La entrada de Alberto, Jess, Fernando y Rafa fue colosal, arropada por una ovación a la altura del recinto. Detalles como las uñas azules de Rafa, guiño explícito a Galicia, marcaron desde el inicio el tono cómplice de la noche. Presentaban “Hecho en tiempos de paz “(Universal, 2025), con una portada increíble del murciano El tipo raro y  una puesta en escena ambiciosa: doce músicos sobre el escenario, dos horas de concierto y un repertorio de 25 temas que no dio tregua.

El bloque del nuevo álbum se integró con naturalidad comenzando con “Dolor y Gloria” tema que, según contaron, grabaron hasta en cuatro ocasiones en dos continentes distintos, sonó con una profundidad renovada. “La orilla” mantuvo la tensión emocional, mientras que “Mala Prensa”, la más cruda, acabaría siendo el cierre perfecto.

Hubo también espacio para la narrativa, como en el tema“Deja encendida una luz”, con el que bromearon en  su día en referencia al apagón.

Galicia estuvo muy presente durante toda la noche. “Es el segundo sitio de España donde más tocamos… venir a un lugar donde todo crece y encontrarnos en este sitio enorme”, comentaban. Incluso se animaron a falar en galego “esta noite falamos un pouco de galego, facemos ruido e vimos a pasálo ben”, desatando la complicidad inmediata del público.

A nivel sonoro, el crecimiento es innegable. La incorporación del coro femenino gospel, dos baterías y sección de vientos eleva el directo hacia terrenos cercanos a una big band, sin perder la identidad de guitarras característica de la banda. 

La producción visual acompañó con inteligencia, incluyendo guiños al arte del disco. “El título no acorde con los tiempos que corren”, apuntaron, dejando caer una reflexión que resonó entre luces y pantallas.

Los himnos de siempre no faltaron y fueron recibidos como auténticos mantras colectivos: “A dónde ir”, “La voz del presidente” o “Algunos tenemos fé” confirmaron que el vínculo con el público sigue intacto. Apenas dejaron temas fuera, en un ejercicio de generosidad.

 Uno de los momentos más especiales llegó con la incorporación de Natalia y Xiluva dos voces que aportan un color nuevo a la gira. Su interpretación de “Melancolía”, junto a Rafa Val al teclado, fue uno de los momentos más emotivos. “Nuestro único talento es pillar a gente más talentosa”, bromeaban, pero lo cierto es que la suma multiplica.

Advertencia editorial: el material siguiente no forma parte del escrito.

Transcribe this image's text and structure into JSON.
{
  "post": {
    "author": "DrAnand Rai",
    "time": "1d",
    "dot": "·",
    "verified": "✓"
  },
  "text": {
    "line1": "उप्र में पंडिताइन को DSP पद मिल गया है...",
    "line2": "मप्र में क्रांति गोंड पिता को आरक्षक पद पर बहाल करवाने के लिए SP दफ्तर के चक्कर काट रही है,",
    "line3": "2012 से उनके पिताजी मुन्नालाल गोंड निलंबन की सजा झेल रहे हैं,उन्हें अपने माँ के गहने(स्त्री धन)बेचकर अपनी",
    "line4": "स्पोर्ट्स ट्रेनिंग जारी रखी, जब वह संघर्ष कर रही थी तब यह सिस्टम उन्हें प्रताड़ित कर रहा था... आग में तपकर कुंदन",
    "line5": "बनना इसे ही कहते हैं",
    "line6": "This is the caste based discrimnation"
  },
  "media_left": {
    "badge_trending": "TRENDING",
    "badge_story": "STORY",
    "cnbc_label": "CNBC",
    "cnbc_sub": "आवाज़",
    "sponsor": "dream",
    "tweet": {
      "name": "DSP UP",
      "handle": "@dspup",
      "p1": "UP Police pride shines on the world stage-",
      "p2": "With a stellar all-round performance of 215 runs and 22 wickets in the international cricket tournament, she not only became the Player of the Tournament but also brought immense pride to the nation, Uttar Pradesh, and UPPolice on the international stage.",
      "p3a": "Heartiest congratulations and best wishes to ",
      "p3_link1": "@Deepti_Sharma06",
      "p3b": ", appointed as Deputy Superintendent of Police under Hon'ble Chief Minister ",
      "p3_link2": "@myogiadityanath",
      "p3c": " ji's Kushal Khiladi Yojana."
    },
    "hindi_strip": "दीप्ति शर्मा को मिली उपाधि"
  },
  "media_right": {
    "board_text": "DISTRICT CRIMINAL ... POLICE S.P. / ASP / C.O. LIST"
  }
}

También brilló Carmen Alarcón “Hoonine” a la guitarra, con intervenciones destacadas en “Una bandera que nos sirva a los dos” y “Hablar de nada”, aportando textura y presencia escénica.

Hubo un intermedio instrumental donde la presencia de los vientos: Fran Sánchez, Josué García y Mario Pérez y las coristas femeninas encandiló al público, acompañados de Rodrigo Cominero al teclado.

 El tramo final fue pura combustión sonaron “El rey desnudo” y “No hemos aprendido nada” desataron la histeria colectiva entre confeti y euforia. Ilusión, amistad y descaro se mezclaron en un cierre que reafirma lo evidente: Viva Suecia ha crecido en dimensión, en sonido y en ambición.

Más cerca del mainstream, sí, pero en directo siguen siendo una apisonadora emocional y técnica. Impecables en ejecución, en narrativa visual y en calidad humana.